The tests, which start Thursday, come the same week that Time Warner Cable -- Comcast's chief competitor -- announced it would experiment with a metered usage plan that charges customers extra if they exceed set bandwidth caps. In that test, customers in Beaumont, Tex., will be charged $1 for every gigabyte of data they consume in excess of their cap.
Metered Pricing is Here
Time Warner is offering two data plans in the test area -- a $29.95 plan that offers 768 kilobytes per second and a five-gigabyte limit, and a $54.90 plans that offers 15 megabits per second and a 40GB limit.
Comcast also said it is considering a 250GB ceiling, but it hasn't made a decision. "We want to deliver the best online experience for our customers," a Comcast spokesperson said. "We can do it really quickly and without the need for government intervention."
George Ou, a network-architecture consultant in Silicon Valley, decried Time Warner's move toward metered usage. "The metered Internet has been tried and tested and rejected by the consumers overwhelmingly since the days of AOL," he said in an e-mail. "Metered pricing will never eliminate the need for network management, but good network management can easily eliminate the need for metered pricing."
The 'Enemy of More'
Comcast's practice of blocking BitTorrent users energized network-neutrality advocates, who called on the FCC to more closely regulate how Internet providers treat customers. Groups like FreePress have consistently said that the need for cable companies to manage their networks reflects a failure to invest in network infrastructure .
One chief advocate of network neutrality, Stanford University law professor Lawrence Lessig, told the FCC, "It's my view that if you're going to create an incentive to build broader infrastructure, just as modems used to create an incentive (people would buy faster modems to get faster connections), providing a way for people to provide a signal that they want to be high-bandwidth users versus low-bandwidth users, I think is an important way to do it."

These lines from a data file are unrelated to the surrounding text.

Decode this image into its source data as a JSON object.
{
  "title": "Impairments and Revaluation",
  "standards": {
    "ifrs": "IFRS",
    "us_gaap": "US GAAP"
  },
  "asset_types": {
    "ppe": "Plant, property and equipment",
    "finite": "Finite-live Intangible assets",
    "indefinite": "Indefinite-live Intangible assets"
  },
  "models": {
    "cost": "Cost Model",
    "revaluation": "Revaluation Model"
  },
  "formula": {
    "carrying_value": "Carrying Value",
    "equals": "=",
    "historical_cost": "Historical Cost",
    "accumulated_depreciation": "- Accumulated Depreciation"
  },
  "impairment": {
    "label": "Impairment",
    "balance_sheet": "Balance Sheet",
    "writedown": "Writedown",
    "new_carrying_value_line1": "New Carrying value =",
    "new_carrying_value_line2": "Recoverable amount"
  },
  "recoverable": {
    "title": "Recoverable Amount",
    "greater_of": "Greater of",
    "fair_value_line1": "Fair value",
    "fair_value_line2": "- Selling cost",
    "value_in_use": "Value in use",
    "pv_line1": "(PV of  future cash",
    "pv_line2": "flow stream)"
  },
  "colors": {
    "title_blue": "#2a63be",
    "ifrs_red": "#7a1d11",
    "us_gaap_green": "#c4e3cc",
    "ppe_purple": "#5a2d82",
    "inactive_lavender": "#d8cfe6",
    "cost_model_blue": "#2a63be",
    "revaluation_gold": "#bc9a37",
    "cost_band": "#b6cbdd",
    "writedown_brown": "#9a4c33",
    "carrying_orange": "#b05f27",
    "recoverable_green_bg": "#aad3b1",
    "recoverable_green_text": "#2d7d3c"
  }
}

While private businesses and consumers are free to agree to any pricing model they want, Ou said, "what I do have a huge problem with is FreePress and their ilk pushing the government to believe that metered pricing is a substitute for network management and that the government might try and legislate in such a way that pushes ISPs to metered pricing."
From a pure business perspective, cable companies are shooting themselves in the foot, wrote Jeff Jarvis, a journalism professor and media blogger. "The essence of the media model is that you want your customers to consume more and more: more pageviews, more shows, more podcasts, more, more," Jarvis wrote. "TW Cable is making itself the enemy of more."